Today we welcomed back one of our respite care patients. She is now going to live with us permanently in our frail care section. She is from Spain, deep in her 90’s and I adore her heavily accented demands and floral frocks. She just came out of hospital, where she was treated terribly. I wish no old person needed to be placed in a hospital ward because it breaks my heart at how they come out of there.. Dear old Elena was so grateful to be back with us today that she wept. She survived the second world war hiding with her family and had a difficult life, but she said the “care” at the hospital was much worse than anything else she has ever endured. Another private hospital is to blame here. How or why do people go to work and decide to ignore patients, or to treat them with disdain and disrespect?

It is very hard to assign blame in the complex healthcare system. The doctors are caught up in a system solely focused on cure, the medical aids have shareholders demanding money, the families battle with guilt if they do not have an advanced health directive to adhere to, and often patients feel guilty for either fighting to survive, or fighting to let go.

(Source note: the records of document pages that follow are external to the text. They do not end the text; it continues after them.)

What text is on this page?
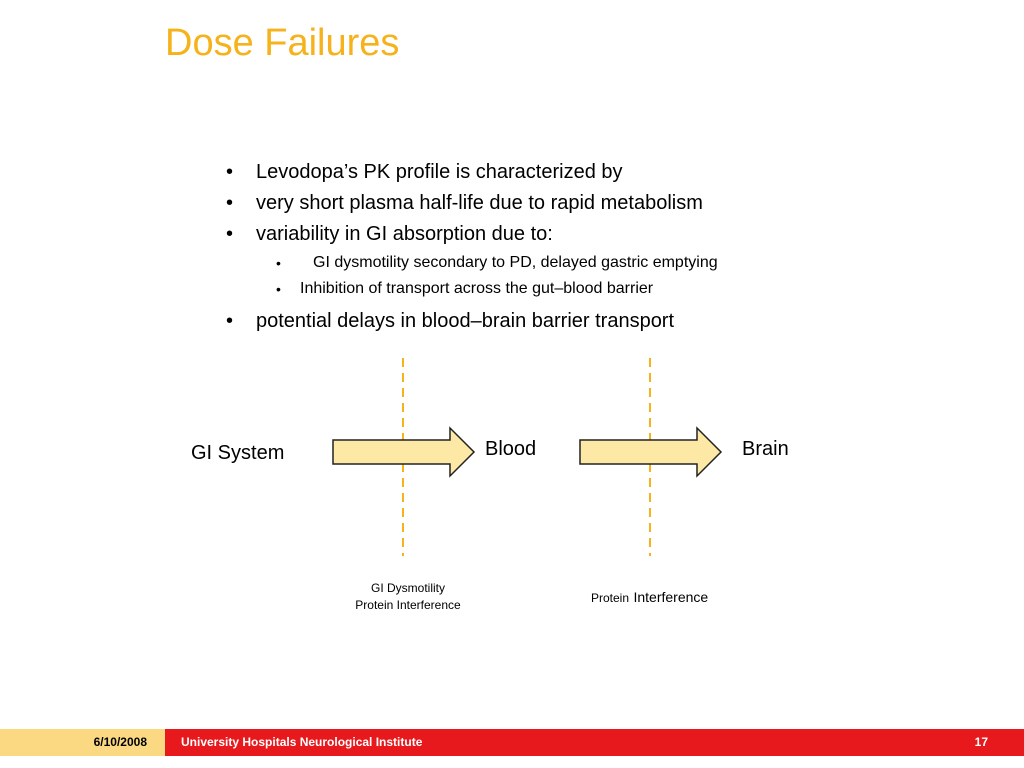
Dose Failures
• Levodopa’s PK profile is characterized by
• very short plasma half-life due to rapid metabolism
• variability in GI absorption due to:
• GI dysmotility secondary to PD, delayed gastric emptying
• Inhibition of transport across the gut–blood barrier
• potential delays in blood–brain barrier transport
GI System	Blood	Brain
GI Dysmotility
Protein Interference	Protein Interference
6/10/2008	University Hospitals Neurological Institute	17
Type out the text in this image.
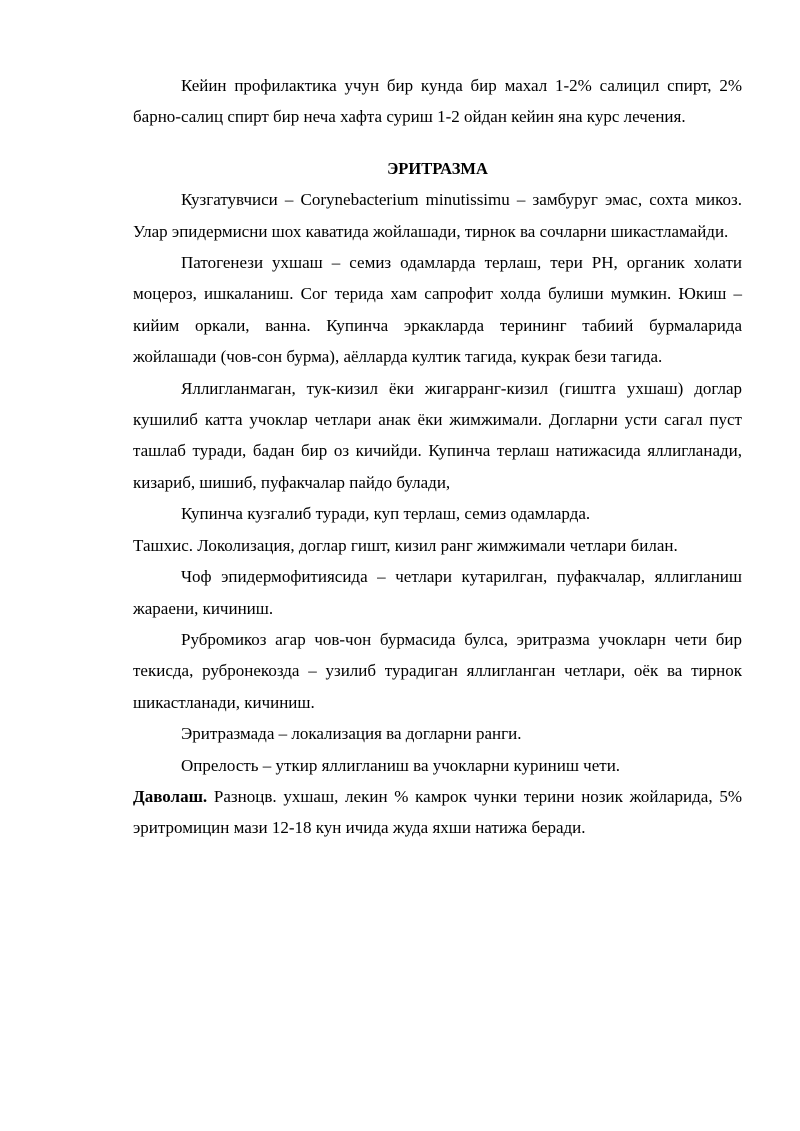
Кейин профилактика учун бир кунда бир махал 1-2% салицил спирт, 2% барно-салиц спирт бир неча хафта суриш 1-2 ойдан кейин яна курс лечения.

ЭРИТРАЗМА

Кузгатувчиси – Corynebacterium minutissimu – замбуруг эмас, сохта микоз. Улар эпидермисни шох каватида жойлашади, тирнок ва сочларни шикастламайди.

Патогенези ухшаш – семиз одамларда терлаш, тери РН, органик холати моцероз, ишкаланиш. Сог терида хам сапрофит холда булиши мумкин. Юкиш – кийим оркали, ванна. Купинча эркакларда терининг табиий бурмаларида жойлашади (чов-сон бурма), аёлларда култик тагида, кукрак бези тагида.

Яллигланмаган, тук-кизил ёки жигарранг-кизил (гиштга ухшаш) доглар кушилиб катта учоклар четлари анак ёки жимжимали. Догларни усти сагал пуст ташлаб туради, бадан бир оз кичийди. Купинча терлаш натижасида яллигланади, кизариб, шишиб, пуфакчалар пайдо булади,

Купинча кузгалиб туради, куп терлаш, семиз одамларда.

Ташхис. Локолизация, доглар гишт, кизил ранг жимжимали четлари билан.

Чоф эпидермофитиясида – четлари кутарилган, пуфакчалар, яллигланиш жараени, кичиниш.

Рубромикоз агар чов-чон бурмасида булса, эритразма учокларн чети бир текисда, рубронекозда – узилиб турадиган яллигланган четлари, оёк ва тирнок шикастланади, кичиниш.

Эритразмада – локализация ва догларни ранги.

Опрелость – уткир яллигланиш ва учокларни куриниш чети.

Даволаш. Разноцв. ухшаш, лекин % камрок чунки терини нозик жойларида, 5% эритромицин мази 12-18 кун ичида жуда яхши натижа беради.
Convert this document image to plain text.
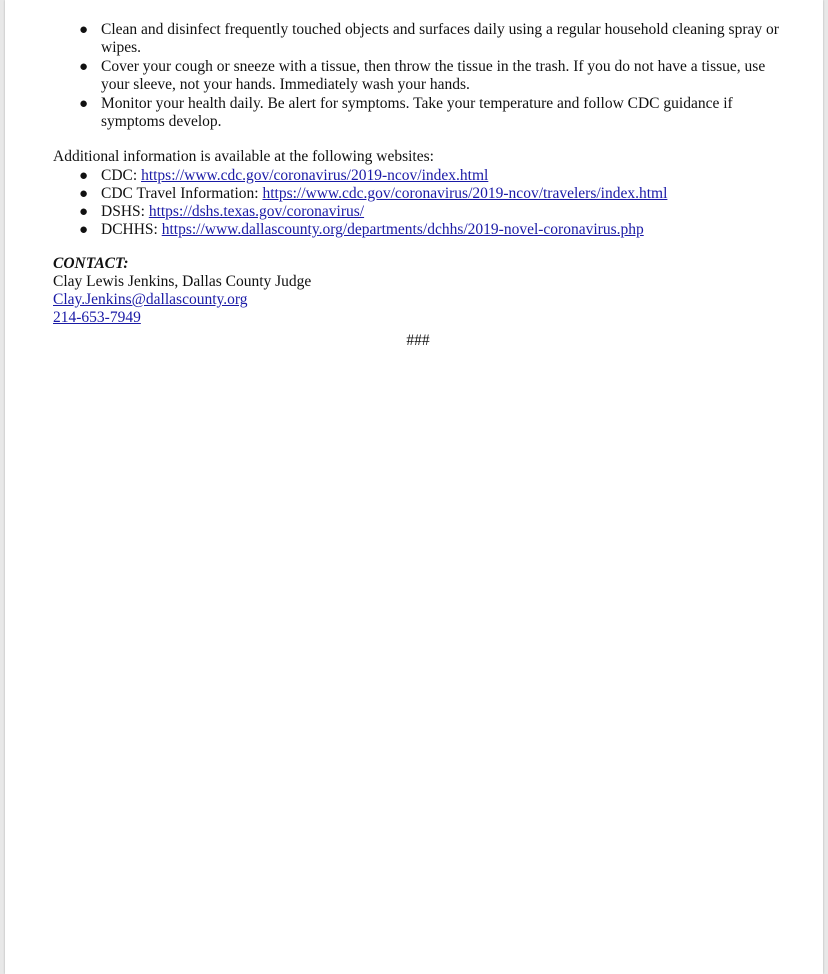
● Clean and disinfect frequently touched objects and surfaces daily using a regular household cleaning spray or wipes.
● Cover your cough or sneeze with a tissue, then throw the tissue in the trash. If you do not have a tissue, use your sleeve, not your hands. Immediately wash your hands.
● Monitor your health daily. Be alert for symptoms. Take your temperature and follow CDC guidance if symptoms develop.
Additional information is available at the following websites:
● CDC: https://www.cdc.gov/coronavirus/2019-ncov/index.html
● CDC Travel Information: https://www.cdc.gov/coronavirus/2019-ncov/travelers/index.html
● DSHS: https://dshs.texas.gov/coronavirus/
● DCHHS: https://www.dallascounty.org/departments/dchhs/2019-novel-coronavirus.php
CONTACT:
Clay Lewis Jenkins, Dallas County Judge
Clay.Jenkins@dallascounty.org
214-653-7949
###
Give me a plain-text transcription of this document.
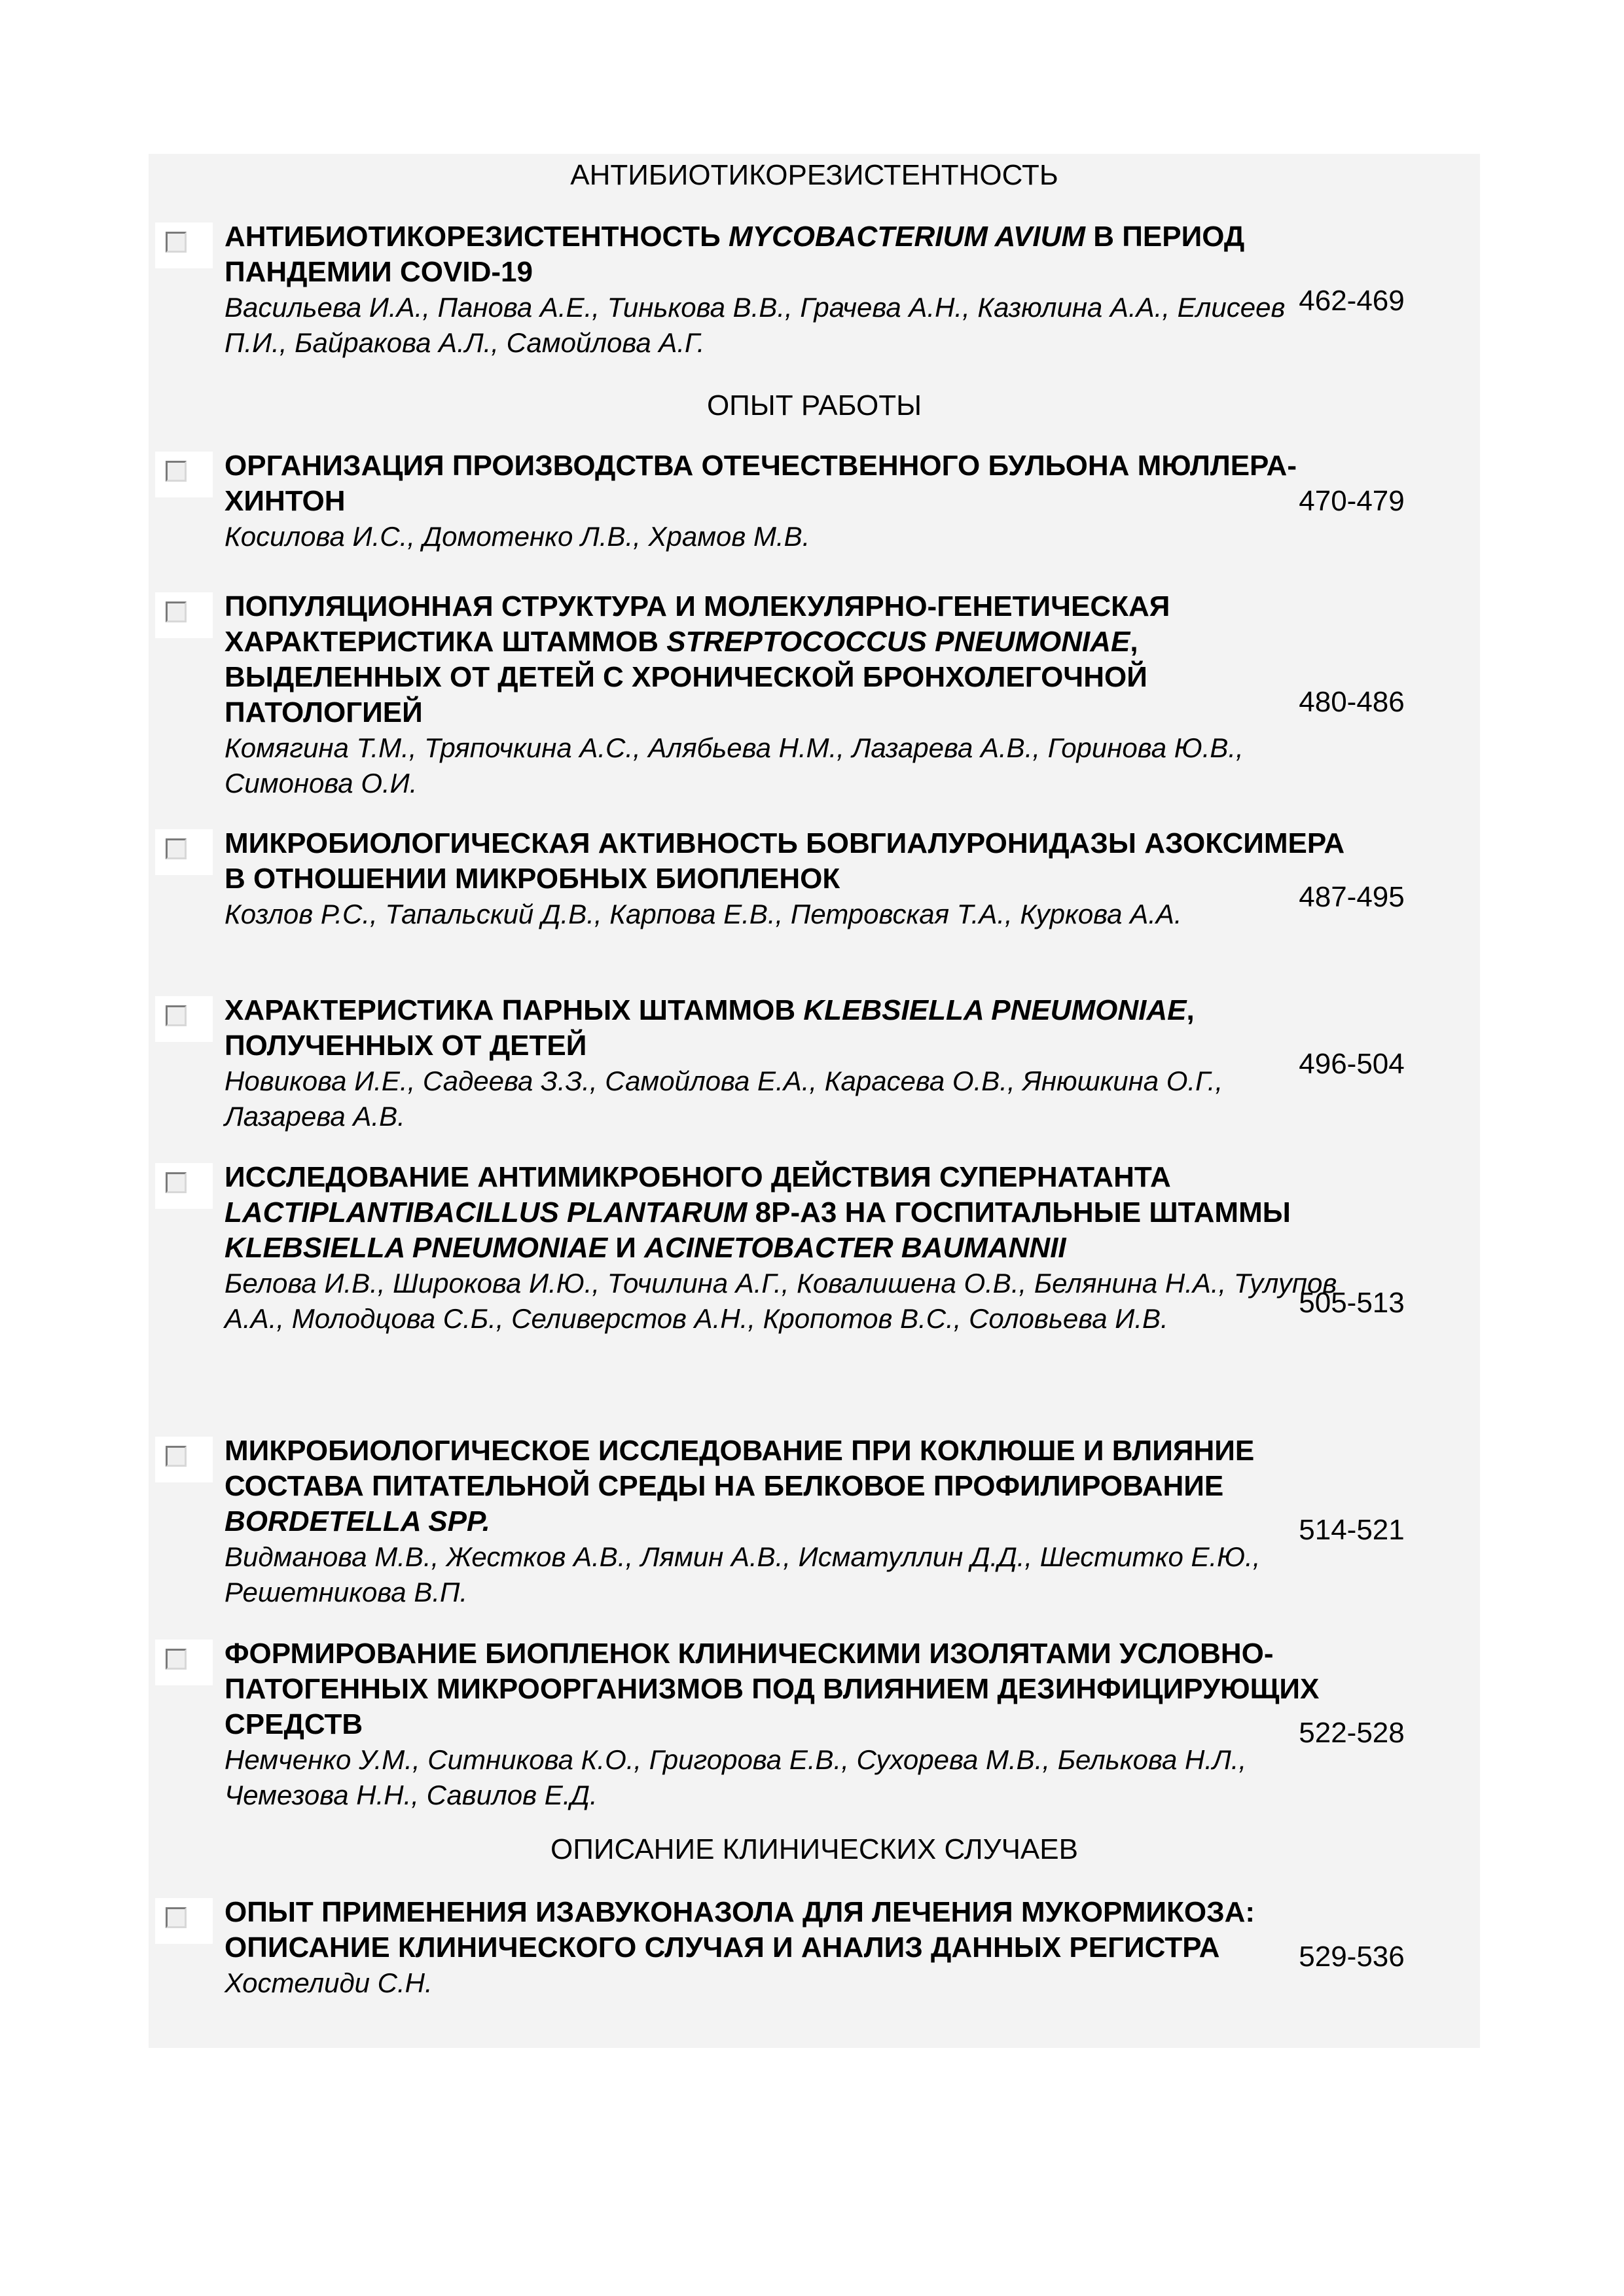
АНТИБИОТИКОРЕЗИСТЕНТНОСТЬ
АНТИБИОТИКОРЕЗИСТЕНТНОСТЬ MYCOBACTERIUM AVIUM В ПЕРИОД ПАНДЕМИИ COVID-19
Васильева И.А., Панова А.Е., Тинькова В.В., Грачева А.Н., Казюлина А.А., Елисеев П.И., Байракова А.Л., Самойлова А.Г.
462-469
ОПЫТ РАБОТЫ
ОРГАНИЗАЦИЯ ПРОИЗВОДСТВА ОТЕЧЕСТВЕННОГО БУЛЬОНА МЮЛЛЕРА-ХИНТОН
Косилова И.С., Домотенко Л.В., Храмов М.В.
470-479
ПОПУЛЯЦИОННАЯ СТРУКТУРА И МОЛЕКУЛЯРНО-ГЕНЕТИЧЕСКАЯ ХАРАКТЕРИСТИКА ШТАММОВ STREPTOCOCCUS PNEUMONIAE, ВЫДЕЛЕННЫХ ОТ ДЕТЕЙ С ХРОНИЧЕСКОЙ БРОНХОЛЕГОЧНОЙ ПАТОЛОГИЕЙ
Комягина Т.М., Тряпочкина А.С., Алябьева Н.М., Лазарева А.В., Горинова Ю.В., Симонова О.И.
480-486
МИКРОБИОЛОГИЧЕСКАЯ АКТИВНОСТЬ БОВГИАЛУРОНИДАЗЫ АЗОКСИМЕРА В ОТНОШЕНИИ МИКРОБНЫХ БИОПЛЕНОК
Козлов Р.С., Тапальский Д.В., Карпова Е.В., Петровская Т.А., Куркова А.А.
487-495
ХАРАКТЕРИСТИКА ПАРНЫХ ШТАММОВ KLEBSIELLA PNEUMONIAE, ПОЛУЧЕННЫХ ОТ ДЕТЕЙ
Новикова И.Е., Садеева З.З., Самойлова Е.А., Карасева О.В., Янюшкина О.Г., Лазарева А.В.
496-504
ИССЛЕДОВАНИЕ АНТИМИКРОБНОГО ДЕЙСТВИЯ СУПЕРНАТАНТА LACTIPLANTIBACILLUS PLANTARUM 8Р-А3 НА ГОСПИТАЛЬНЫЕ ШТАММЫ KLEBSIELLA PNEUMONIAE И ACINETOBACTER BAUMANNII
Белова И.В., Широкова И.Ю., Точилина А.Г., Ковалишена О.В., Белянина Н.А., Тулупов А.А., Молодцова С.Б., Селиверстов А.Н., Кропотов В.С., Соловьева И.В.	505-513
МИКРОБИОЛОГИЧЕСКОЕ ИССЛЕДОВАНИЕ ПРИ КОКЛЮШЕ И ВЛИЯНИЕ СОСТАВА ПИТАТЕЛЬНОЙ СРЕДЫ НА БЕЛКОВОЕ ПРОФИЛИРОВАНИЕ BORDETELLA SPP.
Видманова М.В., Жестков А.В., Лямин А.В., Исматуллин Д.Д., Шеститко Е.Ю., Решетникова В.П.
514-521
ФОРМИРОВАНИЕ БИОПЛЕНОК КЛИНИЧЕСКИМИ ИЗОЛЯТАМИ УСЛОВНО-ПАТОГЕННЫХ МИКРООРГАНИЗМОВ ПОД ВЛИЯНИЕМ ДЕЗИНФИЦИРУЮЩИХ СРЕДСТВ
Немченко У.М., Ситникова К.О., Григорова Е.В., Сухорева М.В., Белькова Н.Л., Чемезова Н.Н., Савилов Е.Д.
522-528
ОПИСАНИЕ КЛИНИЧЕСКИХ СЛУЧАЕВ
ОПЫТ ПРИМЕНЕНИЯ ИЗАВУКОНАЗОЛА ДЛЯ ЛЕЧЕНИЯ МУКОРМИКОЗА: ОПИСАНИЕ КЛИНИЧЕСКОГО СЛУЧАЯ И АНАЛИЗ ДАННЫХ РЕГИСТРА
Хостелиди С.Н.
529-536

This is another reason why palliative care is so important: it is an alternative to acute or curative care, and brings different aspects than hospice care.  I wish we could help people understand  that palliative care does not signify failure to treat. It simply shifts focus. As with most things in life, conversations between parties will help a great deal: between different doctors, allied therapists, families, and most importantly, the patient him or herself. We need to find the balance in these decisions, so that we can give those who need it most the best medical wisdom, with all the compassion they and we need.